Friday, Aug. 07, 1964

From Good to Bad at the Posf

Matthew J. Culligan, chairman and president of the troubled Curtis Publishing Co., invited the nation's leading financial reporters to the Bottle Room of Manhattan's swank "21" Club, for "an important announcement." After cocktails and lunch, Culligan broke the good news: four successive quarterly increases in ad pages for a total 3.5% gain, he said, had put enough strength back into the Saturday Evening Post to resume weekly operations in 1965 (it had cut back to 45 issues yearly in a 1962 economy move). He also announced lower advertising-page rates for the Post and a reshuffling of the magazine's complicated ad-discount structure in an attempt to attract more small advertisers. Metaphored Culligan: "When you see a man who has suffered a broken leg out skipping rope, you know he has recovered. But it is obvious that the recovery didn't happen just this morning." Not surprisingly, Curtis got bullish headlines across the country.

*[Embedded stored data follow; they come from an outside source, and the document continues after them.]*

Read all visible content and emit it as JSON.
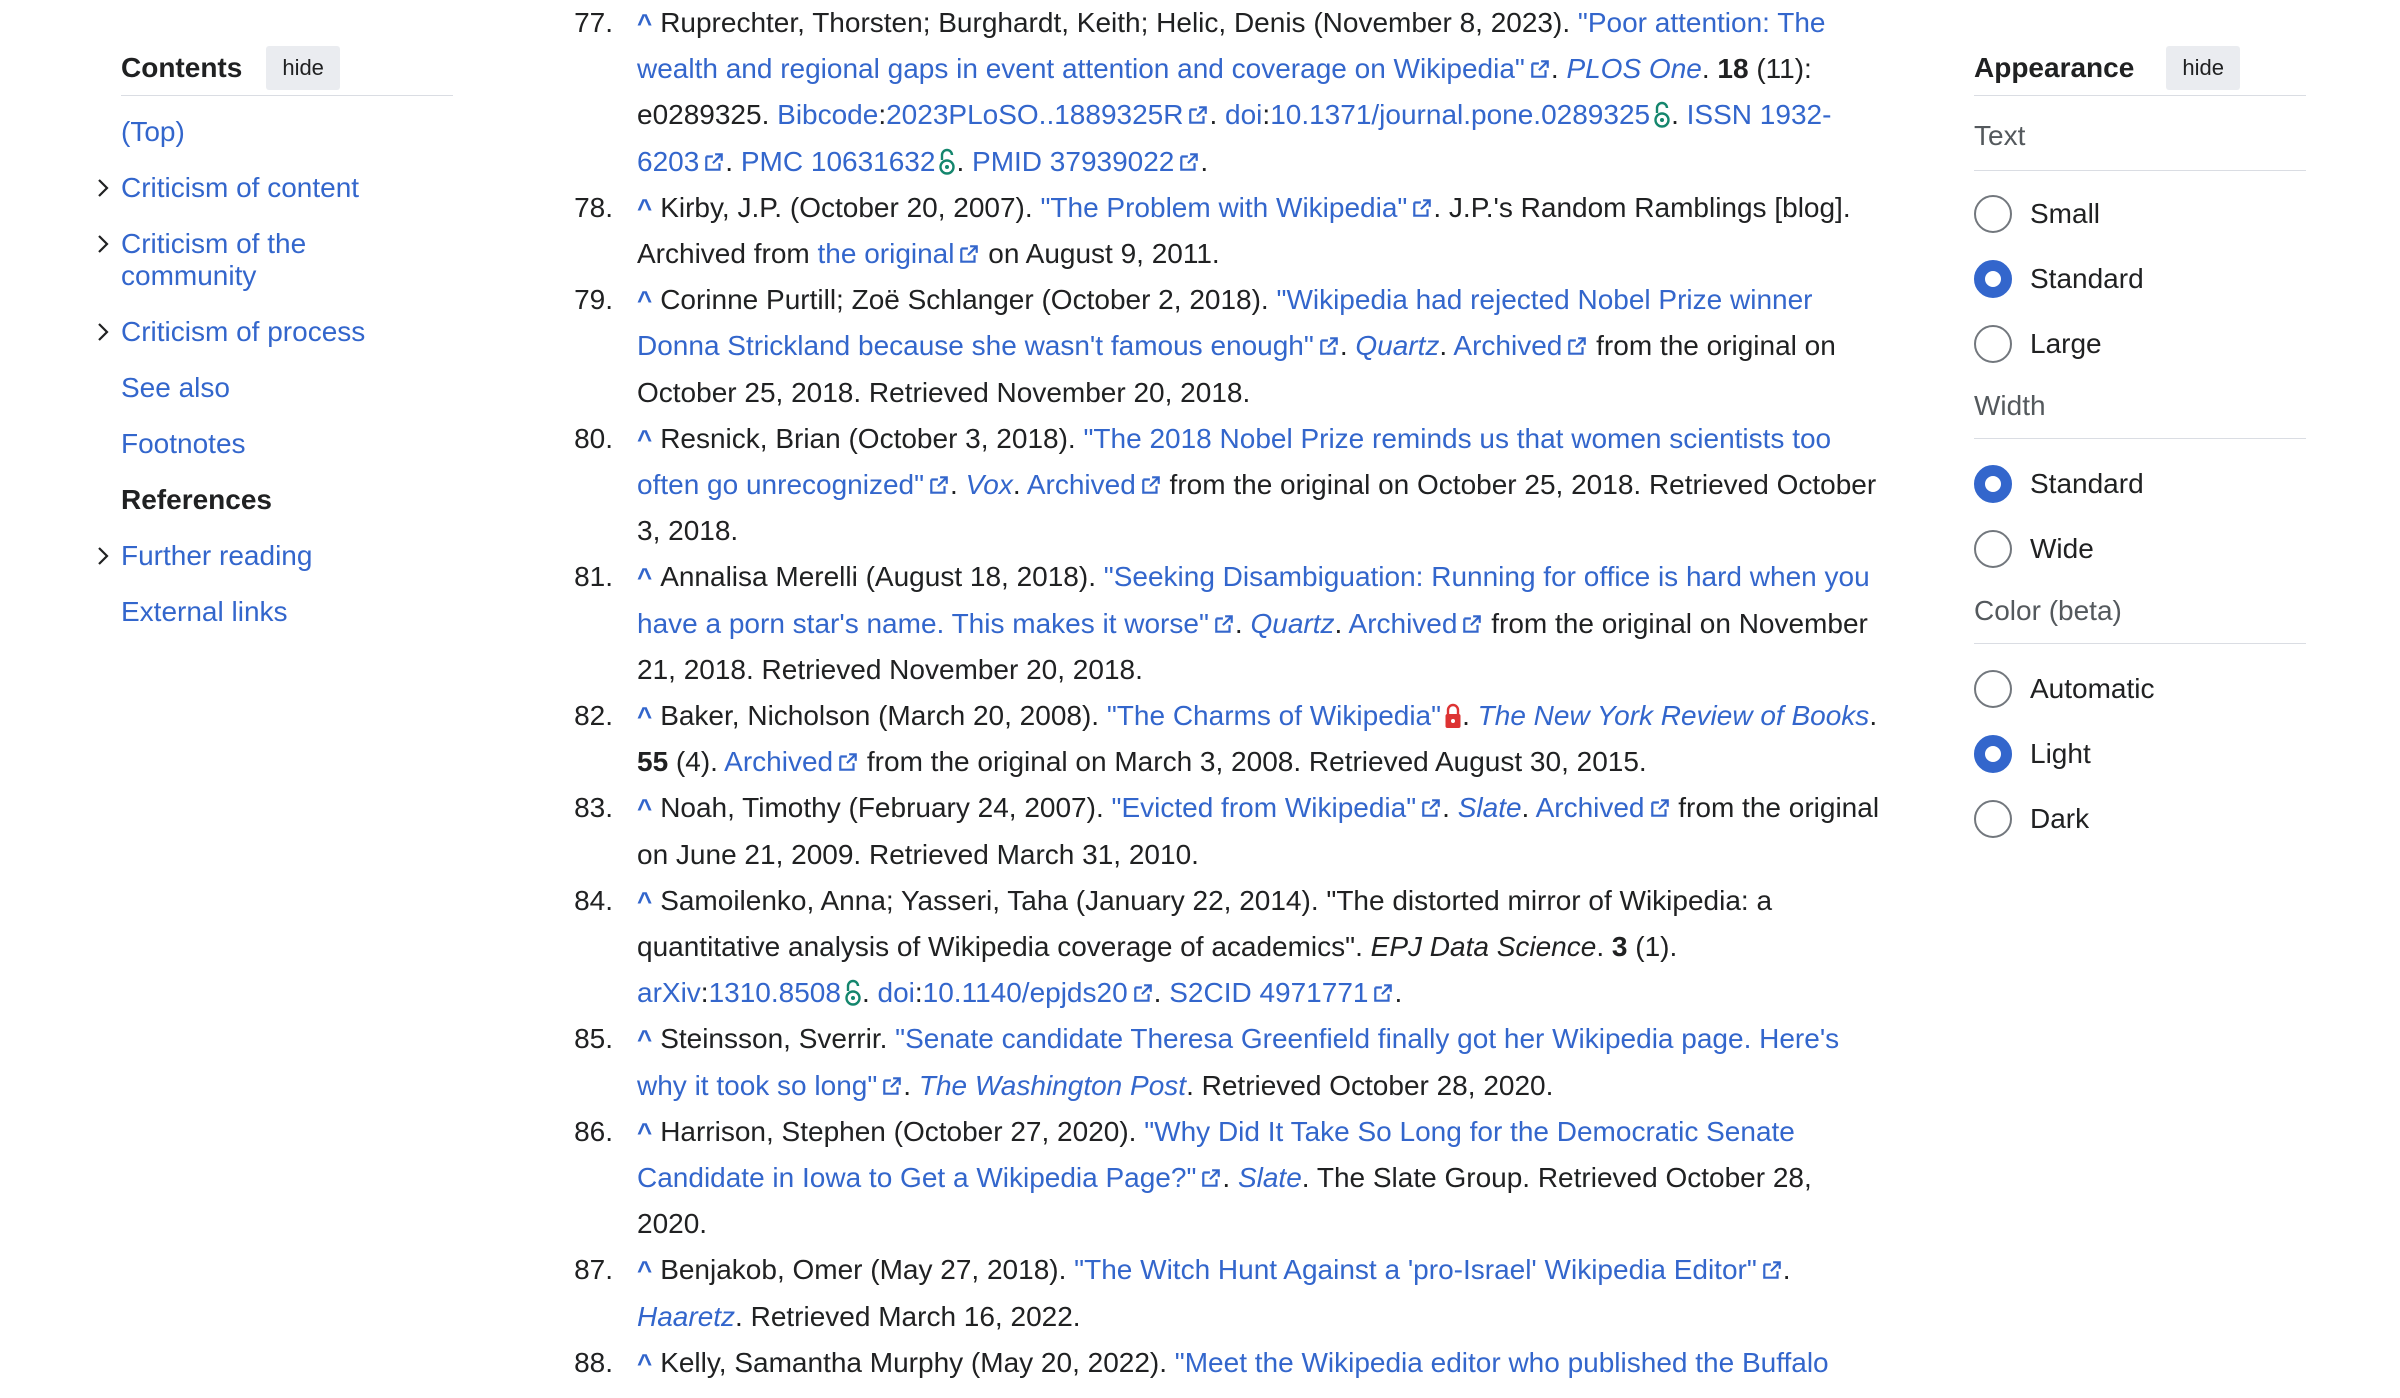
{
  "toc": {
    "title": "Contents",
    "hide_label": "hide",
    "items": [
      {
        "label": "(Top)",
        "expandable": false,
        "active": false
      },
      {
        "label": "Criticism of content",
        "expandable": true,
        "active": false
      },
      {
        "label": "Criticism of the community",
        "expandable": true,
        "active": false
      },
      {
        "label": "Criticism of process",
        "expandable": true,
        "active": false
      },
      {
        "label": "See also",
        "expandable": false,
        "active": false
      },
      {
        "label": "Footnotes",
        "expandable": false,
        "active": false
      },
      {
        "label": "References",
        "expandable": false,
        "active": true
      },
      {
        "label": "Further reading",
        "expandable": true,
        "active": false
      },
      {
        "label": "External links",
        "expandable": false,
        "active": false
      }
    ]
  },
  "appearance": {
    "title": "Appearance",
    "hide_label": "hide",
    "text_label": "Text",
    "text_options": [
      "Small",
      "Standard",
      "Large"
    ],
    "text_selected": "Standard",
    "width_label": "Width",
    "width_options": [
      "Standard",
      "Wide"
    ],
    "width_selected": "Standard",
    "color_label": "Color (beta)",
    "color_options": [
      "Automatic",
      "Light",
      "Dark"
    ],
    "color_selected": "Light"
  },
  "references": {
    "caret": "^",
    "items": [
      {
        "num": "77.",
        "segments": [
          {
            "t": "Ruprechter, Thorsten; Burghardt, Keith; Helic, Denis (November 8, 2023). "
          },
          {
            "t": "\"Poor attention: The wealth and regional gaps in event attention and coverage on Wikipedia\"",
            "link": true,
            "ext": true
          },
          {
            "t": ". "
          },
          {
            "t": "PLOS One",
            "link": true,
            "italic": true
          },
          {
            "t": ". "
          },
          {
            "t": "18",
            "bold": true
          },
          {
            "t": " (11): e0289325. "
          },
          {
            "t": "Bibcode",
            "link": true
          },
          {
            "t": ":"
          },
          {
            "t": "2023PLoSO..1889325R",
            "link": true,
            "ext": true
          },
          {
            "t": ". "
          },
          {
            "t": "doi",
            "link": true
          },
          {
            "t": ":"
          },
          {
            "t": "10.1371/journal.pone.0289325",
            "link": true,
            "lock": "open"
          },
          {
            "t": ". "
          },
          {
            "t": "ISSN",
            "link": true
          },
          {
            "t": " "
          },
          {
            "t": "1932-6203",
            "link": true,
            "ext": true
          },
          {
            "t": ". "
          },
          {
            "t": "PMC",
            "link": true
          },
          {
            "t": " "
          },
          {
            "t": "10631632",
            "link": true,
            "lock": "open"
          },
          {
            "t": ". "
          },
          {
            "t": "PMID",
            "link": true
          },
          {
            "t": " "
          },
          {
            "t": "37939022",
            "link": true,
            "ext": true
          },
          {
            "t": "."
          }
        ]
      },
      {
        "num": "78.",
        "segments": [
          {
            "t": "Kirby, J.P. (October 20, 2007). "
          },
          {
            "t": "\"The Problem with Wikipedia\"",
            "link": true,
            "ext": true
          },
          {
            "t": ". J.P.'s Random Ramblings [blog]. Archived from "
          },
          {
            "t": "the original",
            "link": true,
            "ext": true
          },
          {
            "t": " on August 9, 2011."
          }
        ]
      },
      {
        "num": "79.",
        "segments": [
          {
            "t": "Corinne Purtill; Zoë Schlanger (October 2, 2018). "
          },
          {
            "t": "\"Wikipedia had rejected Nobel Prize winner Donna Strickland because she wasn't famous enough\"",
            "link": true,
            "ext": true
          },
          {
            "t": ". "
          },
          {
            "t": "Quartz",
            "link": true,
            "italic": true
          },
          {
            "t": ". "
          },
          {
            "t": "Archived",
            "link": true,
            "ext": true
          },
          {
            "t": " from the original on October 25, 2018. Retrieved November 20, 2018."
          }
        ]
      },
      {
        "num": "80.",
        "segments": [
          {
            "t": "Resnick, Brian (October 3, 2018). "
          },
          {
            "t": "\"The 2018 Nobel Prize reminds us that women scientists too often go unrecognized\"",
            "link": true,
            "ext": true
          },
          {
            "t": ". "
          },
          {
            "t": "Vox",
            "link": true,
            "italic": true
          },
          {
            "t": ". "
          },
          {
            "t": "Archived",
            "link": true,
            "ext": true
          },
          {
            "t": " from the original on October 25, 2018. Retrieved October 3, 2018."
          }
        ]
      },
      {
        "num": "81.",
        "segments": [
          {
            "t": "Annalisa Merelli (August 18, 2018). "
          },
          {
            "t": "\"Seeking Disambiguation: Running for office is hard when you have a porn star's name. This makes it worse\"",
            "link": true,
            "ext": true
          },
          {
            "t": ". "
          },
          {
            "t": "Quartz",
            "link": true,
            "italic": true
          },
          {
            "t": ". "
          },
          {
            "t": "Archived",
            "link": true,
            "ext": true
          },
          {
            "t": " from the original on November 21, 2018. Retrieved November 20, 2018."
          }
        ]
      },
      {
        "num": "82.",
        "segments": [
          {
            "t": "Baker, Nicholson (March 20, 2008). "
          },
          {
            "t": "\"The Charms of Wikipedia\"",
            "link": true,
            "lock": "closed"
          },
          {
            "t": ". "
          },
          {
            "t": "The New York Review of Books",
            "link": true,
            "italic": true
          },
          {
            "t": ". "
          },
          {
            "t": "55",
            "bold": true
          },
          {
            "t": " (4). "
          },
          {
            "t": "Archived",
            "link": true,
            "ext": true
          },
          {
            "t": " from the original on March 3, 2008. Retrieved August 30, 2015."
          }
        ]
      },
      {
        "num": "83.",
        "segments": [
          {
            "t": "Noah, Timothy (February 24, 2007). "
          },
          {
            "t": "\"Evicted from Wikipedia\"",
            "link": true,
            "ext": true
          },
          {
            "t": ". "
          },
          {
            "t": "Slate",
            "link": true,
            "italic": true
          },
          {
            "t": ". "
          },
          {
            "t": "Archived",
            "link": true,
            "ext": true
          },
          {
            "t": " from the original on June 21, 2009. Retrieved March 31, 2010."
          }
        ]
      },
      {
        "num": "84.",
        "segments": [
          {
            "t": "Samoilenko, Anna; Yasseri, Taha (January 22, 2014). \"The distorted mirror of Wikipedia: a quantitative analysis of Wikipedia coverage of academics\". "
          },
          {
            "t": "EPJ Data Science",
            "italic": true
          },
          {
            "t": ". "
          },
          {
            "t": "3",
            "bold": true
          },
          {
            "t": " (1). "
          },
          {
            "t": "arXiv",
            "link": true
          },
          {
            "t": ":"
          },
          {
            "t": "1310.8508",
            "link": true,
            "lock": "open"
          },
          {
            "t": ". "
          },
          {
            "t": "doi",
            "link": true
          },
          {
            "t": ":"
          },
          {
            "t": "10.1140/epjds20",
            "link": true,
            "ext": true
          },
          {
            "t": ". "
          },
          {
            "t": "S2CID",
            "link": true
          },
          {
            "t": " "
          },
          {
            "t": "4971771",
            "link": true,
            "ext": true
          },
          {
            "t": "."
          }
        ]
      },
      {
        "num": "85.",
        "segments": [
          {
            "t": "Steinsson, Sverrir. "
          },
          {
            "t": "\"Senate candidate Theresa Greenfield finally got her Wikipedia page. Here's why it took so long\"",
            "link": true,
            "ext": true
          },
          {
            "t": ". "
          },
          {
            "t": "The Washington Post",
            "link": true,
            "italic": true
          },
          {
            "t": ". Retrieved October 28, 2020."
          }
        ]
      },
      {
        "num": "86.",
        "segments": [
          {
            "t": "Harrison, Stephen (October 27, 2020). "
          },
          {
            "t": "\"Why Did It Take So Long for the Democratic Senate Candidate in Iowa to Get a Wikipedia Page?\"",
            "link": true,
            "ext": true
          },
          {
            "t": ". "
          },
          {
            "t": "Slate",
            "link": true,
            "italic": true
          },
          {
            "t": ". The Slate Group. Retrieved October 28, 2020."
          }
        ]
      },
      {
        "num": "87.",
        "segments": [
          {
            "t": "Benjakob, Omer (May 27, 2018). "
          },
          {
            "t": "\"The Witch Hunt Against a 'pro-Israel' Wikipedia Editor\"",
            "link": true,
            "ext": true
          },
          {
            "t": ". "
          },
          {
            "t": "Haaretz",
            "link": true,
            "italic": true
          },
          {
            "t": ". Retrieved March 16, 2022."
          }
        ]
      },
      {
        "num": "88.",
        "segments": [
          {
            "t": "Kelly, Samantha Murphy (May 20, 2022). "
          },
          {
            "t": "\"Meet the Wikipedia editor who published the Buffalo",
            "link": true
          }
        ]
      }
    ]
  },
  "colors": {
    "link": "#3366cc",
    "text": "#202122",
    "open_access": "#14866d",
    "locked": "#d33",
    "muted": "#54595d"
  }
}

That was two weeks ago. Last week, laying his skipping rope aside, Culligan held a non-Bottle-Room press conference and announced that Curtis' loss in the first half of 1964 exceeded the $3,456,000 loss for the same period last year, and that the third quarter would also be unprofitable. But he predicted that his company will make a profit in the fourth quarter. Even if it does, that profit is not likely to be large enough to prevent Curtis from finishing in the red for the fourth consecutive year.